The PEN Ten is PEN America’s biweekly interview series curated by Lauren Cerand. This week Lauren talks with Maxwell Neely-Cohen, whose first novel, Echo of the Boom, was published this past April. Born and raised in Washington, DC, he spent his teenage years skateboarding and DJing. His shorter work has appeared in The Millions, The Atlantic, The New Inquiry, and This Recording. He lives in New York City. He hopes to do an event soon with PEN American Center, discussing video game design and narrative implications for free expression around the world.

When did being a writer begin to inform your sense of identity?
In college, when I started to feel bad that I wasn’t writing. When I’d be doing something else, and I suddenly felt like I should have been writing instead.

Whose work would you like to steal without attribution or consequences?
Margaret Atwood. J.G. Ballard. Nina Simone. Joan Jett. Frank Ocean. Kathryn Bigelow.
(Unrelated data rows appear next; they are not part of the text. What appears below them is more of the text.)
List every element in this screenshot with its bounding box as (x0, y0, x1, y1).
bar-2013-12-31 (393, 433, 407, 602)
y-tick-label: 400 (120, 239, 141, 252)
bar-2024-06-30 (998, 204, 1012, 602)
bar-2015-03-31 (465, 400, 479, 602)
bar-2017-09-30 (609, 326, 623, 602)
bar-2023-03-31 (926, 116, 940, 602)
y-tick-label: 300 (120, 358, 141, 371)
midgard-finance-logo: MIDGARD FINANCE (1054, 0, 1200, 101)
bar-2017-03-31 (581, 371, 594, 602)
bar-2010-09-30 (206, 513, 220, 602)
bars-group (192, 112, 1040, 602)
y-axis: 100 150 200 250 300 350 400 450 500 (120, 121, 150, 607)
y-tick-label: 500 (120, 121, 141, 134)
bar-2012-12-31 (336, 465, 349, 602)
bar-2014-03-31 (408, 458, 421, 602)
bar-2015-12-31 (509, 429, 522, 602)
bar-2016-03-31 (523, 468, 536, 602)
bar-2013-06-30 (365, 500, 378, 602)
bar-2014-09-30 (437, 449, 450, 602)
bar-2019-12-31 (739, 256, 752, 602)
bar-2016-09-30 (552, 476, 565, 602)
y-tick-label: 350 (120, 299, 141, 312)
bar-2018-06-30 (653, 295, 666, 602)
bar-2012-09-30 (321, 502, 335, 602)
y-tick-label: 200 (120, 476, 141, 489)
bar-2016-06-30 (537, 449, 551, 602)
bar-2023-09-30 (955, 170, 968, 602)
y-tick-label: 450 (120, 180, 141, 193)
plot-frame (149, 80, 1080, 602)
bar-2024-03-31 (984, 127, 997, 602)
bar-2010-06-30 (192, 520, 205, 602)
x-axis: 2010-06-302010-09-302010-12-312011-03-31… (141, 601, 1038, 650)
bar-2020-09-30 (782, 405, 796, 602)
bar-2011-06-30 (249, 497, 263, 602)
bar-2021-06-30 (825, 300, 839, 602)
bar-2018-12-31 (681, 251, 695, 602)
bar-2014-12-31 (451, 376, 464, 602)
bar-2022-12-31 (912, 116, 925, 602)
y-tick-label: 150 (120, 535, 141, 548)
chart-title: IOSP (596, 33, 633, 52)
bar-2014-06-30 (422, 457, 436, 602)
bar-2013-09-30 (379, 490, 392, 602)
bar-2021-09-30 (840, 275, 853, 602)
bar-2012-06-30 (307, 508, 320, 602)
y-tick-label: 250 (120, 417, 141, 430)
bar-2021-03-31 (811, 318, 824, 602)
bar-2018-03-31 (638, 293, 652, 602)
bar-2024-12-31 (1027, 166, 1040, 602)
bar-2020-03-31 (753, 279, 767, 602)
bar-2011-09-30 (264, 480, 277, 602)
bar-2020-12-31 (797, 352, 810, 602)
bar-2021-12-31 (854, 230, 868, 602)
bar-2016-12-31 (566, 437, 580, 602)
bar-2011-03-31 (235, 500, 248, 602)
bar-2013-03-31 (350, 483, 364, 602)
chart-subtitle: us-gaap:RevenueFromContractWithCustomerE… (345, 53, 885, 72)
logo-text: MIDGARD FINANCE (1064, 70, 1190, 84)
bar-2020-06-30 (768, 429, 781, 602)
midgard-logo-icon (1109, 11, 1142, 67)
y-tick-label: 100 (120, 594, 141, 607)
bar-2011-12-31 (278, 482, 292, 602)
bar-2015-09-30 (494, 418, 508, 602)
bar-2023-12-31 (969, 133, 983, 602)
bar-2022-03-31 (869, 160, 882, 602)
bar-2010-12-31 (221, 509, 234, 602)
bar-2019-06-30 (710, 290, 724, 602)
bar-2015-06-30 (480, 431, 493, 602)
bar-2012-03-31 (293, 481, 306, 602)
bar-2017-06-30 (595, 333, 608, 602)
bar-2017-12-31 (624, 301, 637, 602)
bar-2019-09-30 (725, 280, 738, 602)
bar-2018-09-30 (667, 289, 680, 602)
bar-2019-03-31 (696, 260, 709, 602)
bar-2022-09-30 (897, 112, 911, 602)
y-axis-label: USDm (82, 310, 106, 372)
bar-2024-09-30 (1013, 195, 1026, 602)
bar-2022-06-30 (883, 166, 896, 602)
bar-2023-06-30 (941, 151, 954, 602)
I think I secretly wish I could steal everyone’s work, that I could reappropriate and remix all of art and literature into some singular cohesive body, but I would want the attribution and the consequences.

Where is your favorite place to write?
In those unexpected places where I do not usually write but am forced to due to a stream of ideas. In incoherent smartphone notes while walking frantically down a street. On hastily acquired scraps of paper on an airplane. In bed, right before sleep, hammering the light back on to record some moment of apparent genius. I love those places. I love the panic that resides in them.

Have you ever been arrested? Care to discuss?
I have never been arrested, though as a skateboarder I had the privilege of spending long moments of my adolescence running from cops. It was strange to engage in an activity that permitted you a limited glimpse of what it felt like to run from the law, (mostly) without deadly or devastating consequences. In fact, in most of the spots where you had to run, like Freedom Plaza in DC, it was a routine, almost a game. A few times a day they’d come in and all the skaters would scatter, and then we would rush right back in once they had left.

I was only detained once, only caught once, the very first time, when I was 13, at LOVE Park in Philadelphia. I was alone. Two undercover cops tackled me and then gave me a ticket. My father, a law professor and longtime human rights activist, not only paid the ticket, but proudly framed it and hung it on the wall.

Obsessions are influences—what are yours?
One of my best friends, Durga Chew-Bose, pointed out to me that I am obsessed with skin in my writing. I describe it and keep describing it ad nauseam. So skin. And amplified noise, airplanes, cities, networks, markets, and looking at history in the biggest (and smallest) possible timescales.

What’s the most daring thing you’ve ever put into words?
The idea that children are people. That violence can be justified. That nuclear weapons might have saved the world. That chaos and randomness control our lives more than we might like to admit.

What is the responsibility of the writer?
I think that publishers and editors have a great deal of responsibility, but I’m not sure that writers do. Write the best book you possibly can. That’s it.

While the notion of the public intellectual has fallen out of fashion, do you believe writers have a collective purpose?
I am uncomfortable with collective purposes. I would prefer to think that writers do not have one, that creatives are a frothing mass not so easily defined. I may be wrong. We might not be that cool.

What book would you send to the leader of a government that imprisons writers?
The End: Hamburg 1943 by Hans Erich Nossack.

Where is the line between observation and surveillance?
I do not think there is a line. Observation always has consequences. Sometimes I think “harmless” observation is in fact more threatening than surveillance with a specific objective. There is always an “observer effect,” to steal physics parlance, and the possibilities from a blind observation can spiral in unimaginable directions.